2020年夏に発売予定のマイナーチェンジ版シビックタイプR。サンライトイエローIIのリミテッドエディションは国内限定200台。1本あたり2.5kg軽量化されたBBS製アルミ鍛造20インチホイール+245/30ZR20タイヤを装着
リミテッドエディションにはミシュランパイロットスポーツカップ2、タイプRの標準車にはコンチネンタルスポーツコンタクト6を装着

軽量ホイールを装着するとかえって乗り心地が悪化することも

軽量アルミホイールを装着し、バネ下の軽減を図ることは重要なのだが……

 前述のようにホイールの軽さが生み出す動的な効果として期待されるバネ下重量の軽減については「軽ければよい」のかといえば、実はそうではない。

 多くのユーザーがホイールを換えることで期待する変化は、やはり乗り心地ではないだろうか。

 足回りからステアリングに伝わる振動をいかに抑えるかは、クルマ自体の性能や商品性の評価に関わるから、自動車メーカーの純正タイヤでも耐久性とともに重要な設計要素でもある。

 但し書きが多くなり恐縮だが、純正ホイールをより軽量な社外品に換えれば即乗り心地が改善するというわけにはいかないことを心しておきたい。

 具体例を示しておくと、ホイールを軽く仕立てれば、路面への追従性が上がることが考えられる。

 とはいえ、路面からの細かい突き上げに敏感に反応して拾いやすくなり、乗り心地が悪くなったり、ロードノイズが増大することもあるのだ。

 そこで一部の高級車では大径ホイールをあえて過度な軽量化を施すことなく、タイヤの性能やダンパー/スプリングのセッティングに関して、バランスを採りつつ快適な乗り心地を確保している例もある。

選択幅は広いが、選ぶ際には慎重に!

 このように、ホイールの軽量化を実現するための設計やデザイン、さらにコストや価格といった様々なハードルがホイールの開発では立ちはだかる。

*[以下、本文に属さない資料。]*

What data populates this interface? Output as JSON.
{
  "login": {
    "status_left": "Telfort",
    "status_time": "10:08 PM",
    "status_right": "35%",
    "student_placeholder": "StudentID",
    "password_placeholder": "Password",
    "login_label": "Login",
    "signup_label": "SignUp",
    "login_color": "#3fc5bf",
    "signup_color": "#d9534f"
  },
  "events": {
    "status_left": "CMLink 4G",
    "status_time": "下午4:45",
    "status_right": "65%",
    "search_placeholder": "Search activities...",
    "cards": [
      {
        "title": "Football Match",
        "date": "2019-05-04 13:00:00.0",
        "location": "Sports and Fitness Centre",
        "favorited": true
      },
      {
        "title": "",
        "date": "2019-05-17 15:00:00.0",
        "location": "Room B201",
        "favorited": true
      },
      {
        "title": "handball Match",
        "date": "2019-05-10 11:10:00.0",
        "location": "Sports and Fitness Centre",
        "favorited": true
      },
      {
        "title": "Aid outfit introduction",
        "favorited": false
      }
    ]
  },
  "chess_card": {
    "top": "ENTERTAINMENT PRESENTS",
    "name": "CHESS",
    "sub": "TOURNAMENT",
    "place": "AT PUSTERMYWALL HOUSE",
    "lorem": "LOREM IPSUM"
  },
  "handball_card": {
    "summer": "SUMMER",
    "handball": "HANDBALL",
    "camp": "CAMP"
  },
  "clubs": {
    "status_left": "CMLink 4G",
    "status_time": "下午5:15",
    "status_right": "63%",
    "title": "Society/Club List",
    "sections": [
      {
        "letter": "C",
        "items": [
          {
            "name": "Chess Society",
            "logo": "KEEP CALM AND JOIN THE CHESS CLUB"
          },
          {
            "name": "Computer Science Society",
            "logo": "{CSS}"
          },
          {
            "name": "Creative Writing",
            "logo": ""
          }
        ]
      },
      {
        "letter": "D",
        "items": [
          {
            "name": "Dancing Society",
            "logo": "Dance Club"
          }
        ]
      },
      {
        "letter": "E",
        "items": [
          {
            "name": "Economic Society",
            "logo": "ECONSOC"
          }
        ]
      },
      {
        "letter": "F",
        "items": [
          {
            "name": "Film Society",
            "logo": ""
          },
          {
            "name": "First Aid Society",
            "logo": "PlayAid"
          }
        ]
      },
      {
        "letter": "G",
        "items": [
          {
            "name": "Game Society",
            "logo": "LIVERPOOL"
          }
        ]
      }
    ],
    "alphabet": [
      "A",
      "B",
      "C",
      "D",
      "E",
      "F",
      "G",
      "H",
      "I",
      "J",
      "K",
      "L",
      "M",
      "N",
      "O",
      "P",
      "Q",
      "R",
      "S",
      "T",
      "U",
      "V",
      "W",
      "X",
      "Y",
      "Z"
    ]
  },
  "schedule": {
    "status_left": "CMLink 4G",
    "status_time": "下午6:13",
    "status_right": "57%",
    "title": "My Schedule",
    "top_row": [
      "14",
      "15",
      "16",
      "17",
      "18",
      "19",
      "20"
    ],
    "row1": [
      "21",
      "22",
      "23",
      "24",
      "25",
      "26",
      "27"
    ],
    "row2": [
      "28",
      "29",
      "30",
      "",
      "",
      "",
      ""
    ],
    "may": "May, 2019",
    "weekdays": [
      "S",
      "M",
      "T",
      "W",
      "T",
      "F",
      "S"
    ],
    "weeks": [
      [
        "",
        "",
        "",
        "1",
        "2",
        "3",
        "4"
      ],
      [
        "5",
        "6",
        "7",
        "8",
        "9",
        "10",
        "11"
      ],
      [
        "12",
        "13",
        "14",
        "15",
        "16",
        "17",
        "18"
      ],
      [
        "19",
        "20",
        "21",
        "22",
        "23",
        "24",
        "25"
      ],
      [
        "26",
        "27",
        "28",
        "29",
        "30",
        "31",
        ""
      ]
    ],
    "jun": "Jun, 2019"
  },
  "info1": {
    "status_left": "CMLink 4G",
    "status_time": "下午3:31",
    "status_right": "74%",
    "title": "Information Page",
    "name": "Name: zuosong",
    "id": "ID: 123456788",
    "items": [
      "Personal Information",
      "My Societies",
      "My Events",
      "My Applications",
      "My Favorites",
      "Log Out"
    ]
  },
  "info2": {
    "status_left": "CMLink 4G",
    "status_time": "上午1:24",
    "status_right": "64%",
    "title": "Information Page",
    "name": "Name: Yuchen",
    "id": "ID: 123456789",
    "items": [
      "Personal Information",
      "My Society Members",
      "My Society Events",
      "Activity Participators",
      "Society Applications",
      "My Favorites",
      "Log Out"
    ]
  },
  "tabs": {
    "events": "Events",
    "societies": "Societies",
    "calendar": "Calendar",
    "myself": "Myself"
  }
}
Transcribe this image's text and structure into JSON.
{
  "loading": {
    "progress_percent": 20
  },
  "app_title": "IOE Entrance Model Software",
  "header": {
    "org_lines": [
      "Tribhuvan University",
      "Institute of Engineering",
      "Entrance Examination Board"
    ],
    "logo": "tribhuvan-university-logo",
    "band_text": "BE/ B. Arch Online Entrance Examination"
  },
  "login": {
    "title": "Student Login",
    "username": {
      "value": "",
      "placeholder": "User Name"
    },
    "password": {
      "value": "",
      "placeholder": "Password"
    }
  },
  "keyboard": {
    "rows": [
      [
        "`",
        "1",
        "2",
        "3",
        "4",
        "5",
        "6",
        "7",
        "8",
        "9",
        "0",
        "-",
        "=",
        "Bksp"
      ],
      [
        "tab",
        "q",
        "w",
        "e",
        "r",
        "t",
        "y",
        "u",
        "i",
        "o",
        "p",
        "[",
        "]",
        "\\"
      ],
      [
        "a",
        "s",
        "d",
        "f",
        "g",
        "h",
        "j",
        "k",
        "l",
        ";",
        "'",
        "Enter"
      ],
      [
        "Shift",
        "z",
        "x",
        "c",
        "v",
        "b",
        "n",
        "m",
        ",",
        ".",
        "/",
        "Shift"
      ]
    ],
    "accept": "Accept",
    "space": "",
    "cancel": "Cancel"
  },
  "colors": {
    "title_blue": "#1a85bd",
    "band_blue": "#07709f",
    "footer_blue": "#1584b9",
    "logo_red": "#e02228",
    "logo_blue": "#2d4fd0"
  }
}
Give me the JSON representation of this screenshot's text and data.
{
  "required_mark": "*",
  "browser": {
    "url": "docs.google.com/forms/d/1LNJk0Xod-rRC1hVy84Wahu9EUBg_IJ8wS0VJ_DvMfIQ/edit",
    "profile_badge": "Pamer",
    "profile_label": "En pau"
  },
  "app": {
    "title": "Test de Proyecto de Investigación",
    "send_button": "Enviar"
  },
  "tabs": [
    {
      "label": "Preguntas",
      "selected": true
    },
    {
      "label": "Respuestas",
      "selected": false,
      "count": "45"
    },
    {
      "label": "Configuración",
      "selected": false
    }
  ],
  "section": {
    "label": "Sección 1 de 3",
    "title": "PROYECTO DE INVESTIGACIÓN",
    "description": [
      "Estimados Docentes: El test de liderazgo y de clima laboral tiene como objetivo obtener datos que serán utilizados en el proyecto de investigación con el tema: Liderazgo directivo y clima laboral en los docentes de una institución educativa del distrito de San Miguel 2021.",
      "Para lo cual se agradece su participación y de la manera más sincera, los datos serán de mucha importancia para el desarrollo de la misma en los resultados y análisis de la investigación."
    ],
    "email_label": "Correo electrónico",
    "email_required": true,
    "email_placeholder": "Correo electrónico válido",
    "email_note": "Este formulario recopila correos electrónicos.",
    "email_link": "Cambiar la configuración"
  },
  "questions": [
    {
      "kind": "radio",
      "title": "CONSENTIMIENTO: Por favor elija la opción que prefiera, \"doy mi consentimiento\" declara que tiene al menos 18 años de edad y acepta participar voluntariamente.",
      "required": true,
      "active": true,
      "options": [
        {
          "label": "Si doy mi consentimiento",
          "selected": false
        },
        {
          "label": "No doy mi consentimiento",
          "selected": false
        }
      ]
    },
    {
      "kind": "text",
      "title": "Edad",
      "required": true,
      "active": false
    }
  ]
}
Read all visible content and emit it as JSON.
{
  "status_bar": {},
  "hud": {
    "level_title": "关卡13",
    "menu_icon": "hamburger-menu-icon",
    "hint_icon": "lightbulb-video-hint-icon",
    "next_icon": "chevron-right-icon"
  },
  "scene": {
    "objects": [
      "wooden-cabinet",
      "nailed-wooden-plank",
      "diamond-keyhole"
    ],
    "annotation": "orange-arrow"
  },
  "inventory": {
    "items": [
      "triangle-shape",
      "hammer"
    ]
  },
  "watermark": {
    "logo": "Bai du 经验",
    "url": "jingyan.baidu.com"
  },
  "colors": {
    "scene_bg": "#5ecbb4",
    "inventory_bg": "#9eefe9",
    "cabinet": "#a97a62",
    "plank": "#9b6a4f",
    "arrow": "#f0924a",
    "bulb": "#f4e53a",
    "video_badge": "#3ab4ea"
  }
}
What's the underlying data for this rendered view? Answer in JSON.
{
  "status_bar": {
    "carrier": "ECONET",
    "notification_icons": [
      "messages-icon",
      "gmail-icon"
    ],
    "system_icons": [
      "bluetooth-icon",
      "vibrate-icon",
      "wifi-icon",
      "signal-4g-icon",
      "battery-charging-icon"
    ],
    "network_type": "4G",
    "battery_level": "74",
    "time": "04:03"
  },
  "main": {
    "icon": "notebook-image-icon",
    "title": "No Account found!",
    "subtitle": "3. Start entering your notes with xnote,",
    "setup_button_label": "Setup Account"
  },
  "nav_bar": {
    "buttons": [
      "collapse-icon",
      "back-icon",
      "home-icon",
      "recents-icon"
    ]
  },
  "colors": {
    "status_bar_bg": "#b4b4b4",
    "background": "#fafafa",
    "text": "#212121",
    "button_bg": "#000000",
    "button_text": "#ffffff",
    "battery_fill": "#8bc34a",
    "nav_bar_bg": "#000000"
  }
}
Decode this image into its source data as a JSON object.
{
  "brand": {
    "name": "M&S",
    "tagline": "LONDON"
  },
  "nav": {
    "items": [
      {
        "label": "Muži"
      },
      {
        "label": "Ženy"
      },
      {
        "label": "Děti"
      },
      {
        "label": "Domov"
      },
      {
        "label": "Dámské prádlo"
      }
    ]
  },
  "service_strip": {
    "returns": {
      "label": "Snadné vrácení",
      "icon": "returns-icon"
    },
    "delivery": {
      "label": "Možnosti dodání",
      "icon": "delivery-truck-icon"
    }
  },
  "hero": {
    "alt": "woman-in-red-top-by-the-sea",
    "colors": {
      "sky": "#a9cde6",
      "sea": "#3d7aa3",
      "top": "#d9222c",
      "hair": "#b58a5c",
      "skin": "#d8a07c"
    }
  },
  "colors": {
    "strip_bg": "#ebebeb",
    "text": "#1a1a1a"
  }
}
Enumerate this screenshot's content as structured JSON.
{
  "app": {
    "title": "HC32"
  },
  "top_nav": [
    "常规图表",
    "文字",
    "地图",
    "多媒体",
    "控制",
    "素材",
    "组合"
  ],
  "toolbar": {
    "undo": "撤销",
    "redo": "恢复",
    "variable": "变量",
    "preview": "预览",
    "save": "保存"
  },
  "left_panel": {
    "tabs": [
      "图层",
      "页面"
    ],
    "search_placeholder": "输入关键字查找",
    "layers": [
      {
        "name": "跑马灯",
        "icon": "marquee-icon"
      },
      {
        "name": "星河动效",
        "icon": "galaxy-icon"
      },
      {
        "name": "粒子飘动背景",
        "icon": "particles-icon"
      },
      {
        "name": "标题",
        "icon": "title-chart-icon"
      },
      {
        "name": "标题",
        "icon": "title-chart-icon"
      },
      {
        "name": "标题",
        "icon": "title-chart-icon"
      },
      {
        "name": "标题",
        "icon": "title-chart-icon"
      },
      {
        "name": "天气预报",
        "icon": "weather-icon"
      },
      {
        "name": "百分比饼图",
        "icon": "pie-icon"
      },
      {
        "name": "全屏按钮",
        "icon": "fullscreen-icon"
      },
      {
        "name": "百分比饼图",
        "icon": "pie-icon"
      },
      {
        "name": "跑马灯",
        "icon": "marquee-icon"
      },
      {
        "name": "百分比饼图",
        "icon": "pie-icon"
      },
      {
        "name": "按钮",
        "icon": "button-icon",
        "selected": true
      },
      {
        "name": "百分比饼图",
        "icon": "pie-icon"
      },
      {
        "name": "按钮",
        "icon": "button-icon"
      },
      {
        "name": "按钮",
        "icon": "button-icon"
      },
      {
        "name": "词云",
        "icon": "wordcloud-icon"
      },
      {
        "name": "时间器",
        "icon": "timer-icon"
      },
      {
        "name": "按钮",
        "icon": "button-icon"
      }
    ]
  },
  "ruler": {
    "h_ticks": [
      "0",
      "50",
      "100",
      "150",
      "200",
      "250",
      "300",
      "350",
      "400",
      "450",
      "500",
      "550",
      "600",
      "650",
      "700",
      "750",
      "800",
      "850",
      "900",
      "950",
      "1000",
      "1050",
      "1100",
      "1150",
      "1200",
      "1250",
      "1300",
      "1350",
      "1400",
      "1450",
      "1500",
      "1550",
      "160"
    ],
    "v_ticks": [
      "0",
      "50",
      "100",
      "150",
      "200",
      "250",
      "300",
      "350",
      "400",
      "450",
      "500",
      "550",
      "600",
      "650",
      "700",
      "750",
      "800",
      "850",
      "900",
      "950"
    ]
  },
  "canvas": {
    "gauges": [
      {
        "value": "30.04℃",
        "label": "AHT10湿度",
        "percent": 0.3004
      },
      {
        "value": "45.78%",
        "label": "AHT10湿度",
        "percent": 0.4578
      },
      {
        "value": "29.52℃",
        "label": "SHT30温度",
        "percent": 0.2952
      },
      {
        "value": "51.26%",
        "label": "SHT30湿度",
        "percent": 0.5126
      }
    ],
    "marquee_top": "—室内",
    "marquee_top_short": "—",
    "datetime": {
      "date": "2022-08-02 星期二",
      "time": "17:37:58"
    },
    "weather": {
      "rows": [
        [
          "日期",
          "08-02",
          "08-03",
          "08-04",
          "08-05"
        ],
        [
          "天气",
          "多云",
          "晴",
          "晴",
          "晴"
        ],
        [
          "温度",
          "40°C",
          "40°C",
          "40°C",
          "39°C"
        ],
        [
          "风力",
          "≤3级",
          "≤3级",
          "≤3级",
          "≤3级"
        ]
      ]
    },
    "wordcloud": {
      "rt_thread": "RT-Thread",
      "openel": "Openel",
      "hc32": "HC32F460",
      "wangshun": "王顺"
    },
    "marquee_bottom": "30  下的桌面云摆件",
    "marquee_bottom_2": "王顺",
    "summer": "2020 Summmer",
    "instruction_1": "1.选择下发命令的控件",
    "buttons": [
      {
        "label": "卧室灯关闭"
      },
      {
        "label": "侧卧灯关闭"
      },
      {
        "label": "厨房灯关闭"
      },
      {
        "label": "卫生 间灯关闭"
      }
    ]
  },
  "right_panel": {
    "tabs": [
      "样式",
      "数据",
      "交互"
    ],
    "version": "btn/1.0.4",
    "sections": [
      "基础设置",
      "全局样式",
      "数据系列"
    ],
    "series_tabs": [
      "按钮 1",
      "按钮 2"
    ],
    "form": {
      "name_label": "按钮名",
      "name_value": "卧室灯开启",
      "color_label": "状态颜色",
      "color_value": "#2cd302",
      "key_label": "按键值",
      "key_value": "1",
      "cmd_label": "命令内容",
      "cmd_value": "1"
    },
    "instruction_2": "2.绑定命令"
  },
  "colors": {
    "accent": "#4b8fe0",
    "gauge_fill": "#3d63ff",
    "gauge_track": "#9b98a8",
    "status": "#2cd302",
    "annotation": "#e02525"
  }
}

 耐久性を考えればスチールホイールの信頼性は絶大といえ、質量ではアルミ鋳造品などと変わらぬ場合もあるなど、どのような要素を重視するかによって選択肢は変わってくる。

 アフターマーケット品では商品性、言い換えれば見た目のファッション性(平たく言えば格好の良さ)の善し悪しは好みの問題でもあり、使い方次第といってしまえばそれまでだが、コストパフォーマンスを含めて、ホイールはあくまで慎重に選んでほしい。 

 自動車メーカーが車両に装着してテストを繰り返していることを考えれば、交換によってバランスが崩れてしまい、乗り心地など足回りについてセッティングの“迷路”にはまり込んでしまうことのないようにご注意を。